Como el agua, el hielo de la laguna de Walden tenía un tinte verde visto de cerca; pero, a mayor distancia es de un hermoso azul, y no cabe confundirlo, siquiera desde un cuarto de milla, con el hielo blanco del río o del solamente verdoso de algunos estanques. A veces, una de esas grandes lajas se deslizaba desde la carretera de su portador yendo a parar en mitad de la calle, donde podía permanecer hasta una semana cual enorme esmeralda objeto del interés de todos los viandantes.

He observado que una porción de Walden, que en estado líquido era verde, aparecerá a menudo, una vez helada y vista desde igual punto, profundamente azul. Tanto es así, que las oquedades de la superficie se llenan en invierno de un agua verdosa, como la propia, para aparecer al día siguiente como hielo azul. Puede que el color azul del agua y del hielo se deba a la luz y al aire que contienen, y así resulta que el más transparente es también el más azul. El hielo es algo verdaderamente interesante de contemplar. Los trabajadores me han dicho que en sus depósitos de la laguna Fresh conservan hielo de cinco años, y tan bueno como el primer día. ¿Por qué un balde de agua se vuelve pútrido tan de prisa, mientras que, helado, se conserva en perfectas condiciones indefinidamente? Comúnmente se dice que ahí reside la diferencia entre los sentimientos y la inteligencia. Así, pues, durante dieciséis días estuve viendo desde mi ventana a cien hombres en la tarea como si se tratara de industriosos granjeros con sus yuntas y caballos y, al parecer, todos los aperos propios del caso, diríase que componiendo uno de esos grabados que solemos ver en la primera página del Almanaque; y cada vez que oteaba desde mi ventana me venía a la memoria la fábula de la alondra y los segadores o la parábola del sembrador y otras de igual género; ahora, han partido; y en treinta días más miraré probablemente por esta misma ventana a esas puras aguas verdemar de Walden, que reflejarán las nubes y los árboles, evaporándose en soledad, sin que quede huella alguna del reciente paso por ellas del hombre. Puede que oiga reír a algún somorgujo solitario cuando se apresta a la zambullida y alisa el plumaje, o que vea a algún pescador solo en su chalupa, cual hoja flotante, contemplando el reflejo de su imagen entre las ondas, donde ha poco un centenar de hombres trabajaban sin recato.

Tal parece, pues, que los achicharrados habitantes de Charleston y de Nueva Orleans, de Madras, de Bombay y de Calcuta beberán de mi pozo.
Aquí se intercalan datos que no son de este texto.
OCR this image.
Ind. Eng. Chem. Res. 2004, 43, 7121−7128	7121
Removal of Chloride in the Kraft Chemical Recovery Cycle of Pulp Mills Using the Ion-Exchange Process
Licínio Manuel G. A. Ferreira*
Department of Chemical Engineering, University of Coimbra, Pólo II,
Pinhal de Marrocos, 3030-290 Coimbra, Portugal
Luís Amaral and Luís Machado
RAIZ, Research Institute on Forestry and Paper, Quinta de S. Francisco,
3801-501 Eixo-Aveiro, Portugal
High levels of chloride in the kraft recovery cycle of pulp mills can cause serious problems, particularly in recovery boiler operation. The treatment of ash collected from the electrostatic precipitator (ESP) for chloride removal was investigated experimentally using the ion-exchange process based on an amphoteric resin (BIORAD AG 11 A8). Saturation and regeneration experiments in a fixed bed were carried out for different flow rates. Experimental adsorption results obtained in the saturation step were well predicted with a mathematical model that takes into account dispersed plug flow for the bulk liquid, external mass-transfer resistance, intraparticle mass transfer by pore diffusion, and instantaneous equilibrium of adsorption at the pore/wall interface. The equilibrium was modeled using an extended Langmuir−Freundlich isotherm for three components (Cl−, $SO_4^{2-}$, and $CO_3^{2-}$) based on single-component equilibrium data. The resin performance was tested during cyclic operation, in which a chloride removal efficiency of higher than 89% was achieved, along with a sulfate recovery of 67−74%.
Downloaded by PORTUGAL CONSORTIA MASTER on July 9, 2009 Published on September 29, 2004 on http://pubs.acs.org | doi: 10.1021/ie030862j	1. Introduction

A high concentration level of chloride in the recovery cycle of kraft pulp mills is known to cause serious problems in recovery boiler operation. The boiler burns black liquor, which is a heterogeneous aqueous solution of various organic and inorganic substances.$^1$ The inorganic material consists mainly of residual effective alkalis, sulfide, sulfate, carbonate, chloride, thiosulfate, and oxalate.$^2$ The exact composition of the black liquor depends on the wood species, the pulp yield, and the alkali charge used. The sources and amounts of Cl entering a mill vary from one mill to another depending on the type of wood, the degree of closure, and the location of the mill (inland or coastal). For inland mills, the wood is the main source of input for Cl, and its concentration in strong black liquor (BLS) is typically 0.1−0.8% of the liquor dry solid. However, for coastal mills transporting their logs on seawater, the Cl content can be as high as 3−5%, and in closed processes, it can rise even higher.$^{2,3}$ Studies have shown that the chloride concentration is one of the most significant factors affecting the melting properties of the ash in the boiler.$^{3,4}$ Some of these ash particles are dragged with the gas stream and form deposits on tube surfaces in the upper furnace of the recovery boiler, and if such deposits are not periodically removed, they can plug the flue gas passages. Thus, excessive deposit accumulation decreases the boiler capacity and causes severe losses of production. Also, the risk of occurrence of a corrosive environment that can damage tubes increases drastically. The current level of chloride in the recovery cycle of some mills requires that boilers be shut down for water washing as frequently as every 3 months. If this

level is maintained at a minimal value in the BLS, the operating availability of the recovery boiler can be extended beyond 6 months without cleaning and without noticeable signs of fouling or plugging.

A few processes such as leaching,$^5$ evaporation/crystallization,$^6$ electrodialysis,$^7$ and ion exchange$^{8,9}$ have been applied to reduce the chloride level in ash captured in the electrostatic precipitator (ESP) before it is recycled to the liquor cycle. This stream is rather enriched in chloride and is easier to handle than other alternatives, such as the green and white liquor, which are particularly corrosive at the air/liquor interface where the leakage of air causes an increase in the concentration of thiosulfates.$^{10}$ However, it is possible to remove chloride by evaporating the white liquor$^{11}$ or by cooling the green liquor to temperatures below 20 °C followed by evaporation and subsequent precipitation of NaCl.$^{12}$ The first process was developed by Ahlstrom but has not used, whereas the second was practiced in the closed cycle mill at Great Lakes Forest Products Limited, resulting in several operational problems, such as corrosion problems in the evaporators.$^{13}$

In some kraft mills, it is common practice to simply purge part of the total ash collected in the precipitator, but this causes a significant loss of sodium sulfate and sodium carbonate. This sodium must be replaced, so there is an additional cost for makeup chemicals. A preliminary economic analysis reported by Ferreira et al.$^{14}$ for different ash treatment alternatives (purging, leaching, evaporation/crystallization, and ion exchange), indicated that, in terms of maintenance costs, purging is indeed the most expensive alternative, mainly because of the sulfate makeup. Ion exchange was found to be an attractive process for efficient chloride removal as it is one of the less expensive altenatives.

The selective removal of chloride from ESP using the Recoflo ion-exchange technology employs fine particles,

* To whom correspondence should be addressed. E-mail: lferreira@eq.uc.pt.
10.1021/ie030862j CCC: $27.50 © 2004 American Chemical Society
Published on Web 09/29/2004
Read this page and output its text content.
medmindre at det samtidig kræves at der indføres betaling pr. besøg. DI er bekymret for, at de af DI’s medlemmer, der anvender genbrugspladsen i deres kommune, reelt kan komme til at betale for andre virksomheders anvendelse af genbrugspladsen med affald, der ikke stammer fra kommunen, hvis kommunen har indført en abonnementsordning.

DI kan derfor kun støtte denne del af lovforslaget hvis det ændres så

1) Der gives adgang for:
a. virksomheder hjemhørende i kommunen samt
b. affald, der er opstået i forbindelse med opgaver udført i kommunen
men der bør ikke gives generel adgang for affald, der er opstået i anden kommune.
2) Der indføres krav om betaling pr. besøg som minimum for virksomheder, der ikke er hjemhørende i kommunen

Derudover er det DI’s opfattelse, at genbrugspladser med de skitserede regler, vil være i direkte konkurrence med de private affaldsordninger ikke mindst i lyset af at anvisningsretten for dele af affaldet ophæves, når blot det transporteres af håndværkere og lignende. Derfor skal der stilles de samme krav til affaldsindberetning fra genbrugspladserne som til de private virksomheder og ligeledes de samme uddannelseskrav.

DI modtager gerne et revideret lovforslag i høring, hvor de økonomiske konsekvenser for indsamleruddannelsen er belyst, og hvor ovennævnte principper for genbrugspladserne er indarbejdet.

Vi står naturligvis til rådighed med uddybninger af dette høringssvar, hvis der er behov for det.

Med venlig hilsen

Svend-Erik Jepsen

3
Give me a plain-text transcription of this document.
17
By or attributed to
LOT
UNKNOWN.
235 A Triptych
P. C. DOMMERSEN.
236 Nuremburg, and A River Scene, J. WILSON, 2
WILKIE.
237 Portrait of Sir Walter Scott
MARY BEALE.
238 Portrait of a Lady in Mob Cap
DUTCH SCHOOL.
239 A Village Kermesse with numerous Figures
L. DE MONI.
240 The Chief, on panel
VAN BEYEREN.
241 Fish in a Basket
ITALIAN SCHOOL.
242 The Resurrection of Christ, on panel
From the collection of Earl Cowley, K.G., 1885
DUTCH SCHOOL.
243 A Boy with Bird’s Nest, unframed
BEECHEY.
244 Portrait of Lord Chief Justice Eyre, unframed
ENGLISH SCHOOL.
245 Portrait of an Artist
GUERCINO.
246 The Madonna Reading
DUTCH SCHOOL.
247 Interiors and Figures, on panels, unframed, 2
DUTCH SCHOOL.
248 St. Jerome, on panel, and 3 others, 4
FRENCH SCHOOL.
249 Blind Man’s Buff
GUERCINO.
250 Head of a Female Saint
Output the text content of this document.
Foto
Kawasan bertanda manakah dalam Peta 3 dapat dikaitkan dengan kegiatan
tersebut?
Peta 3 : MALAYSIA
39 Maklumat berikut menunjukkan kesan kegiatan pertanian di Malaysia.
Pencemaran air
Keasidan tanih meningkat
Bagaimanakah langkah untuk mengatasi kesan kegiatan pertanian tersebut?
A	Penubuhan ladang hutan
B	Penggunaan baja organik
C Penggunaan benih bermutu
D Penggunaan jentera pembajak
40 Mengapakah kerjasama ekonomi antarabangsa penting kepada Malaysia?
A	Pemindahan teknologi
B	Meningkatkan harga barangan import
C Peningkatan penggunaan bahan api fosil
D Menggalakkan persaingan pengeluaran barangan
Por la mañana, baño mi intelecto en la estupenda y cosmogónica filosofía del Baghavad Ghita, desde cuya composición tantos años de los dioses han transcurrido, y en comparación con el cual nuestro mundo moderno y su literatura parecen encanijados y triviales; y me pregunto si esta filosofía no tiene relación con una época anterior ¡de tan alejada que está su grandeza de nuestros conceptos! Dejo el libro y acudo a mi pozo en busca de agua, y héte aquí que doy con el siervo del brahmán, sacerdote de Brahma, Vishnú e Indra, sentado en su templo del Ganges leyendo los Vedas, o emplazado junto al pie de un árbol con su mendrugo y su cuenco. Tropiezo con su siervo, que viene a buscarle agua, y diríase que nuestros baldes entrechocan en el mismo pozo. Las puras aguas de Walden se mezclan con las sagradas del Ganges. Y con vientos favorables son llevadas más allá del emplazamiento de las fabulosas costas de la Atlántida y de las Hespérides, emulan el periplo de Hannón y cómo, después de acariciar a Teníate y Tidor y la boca del golfo Pérsico, se funden en los monzones tropicales de los mares de la India para arribar a puertos que Alejandro tan sólo oyera nombrar.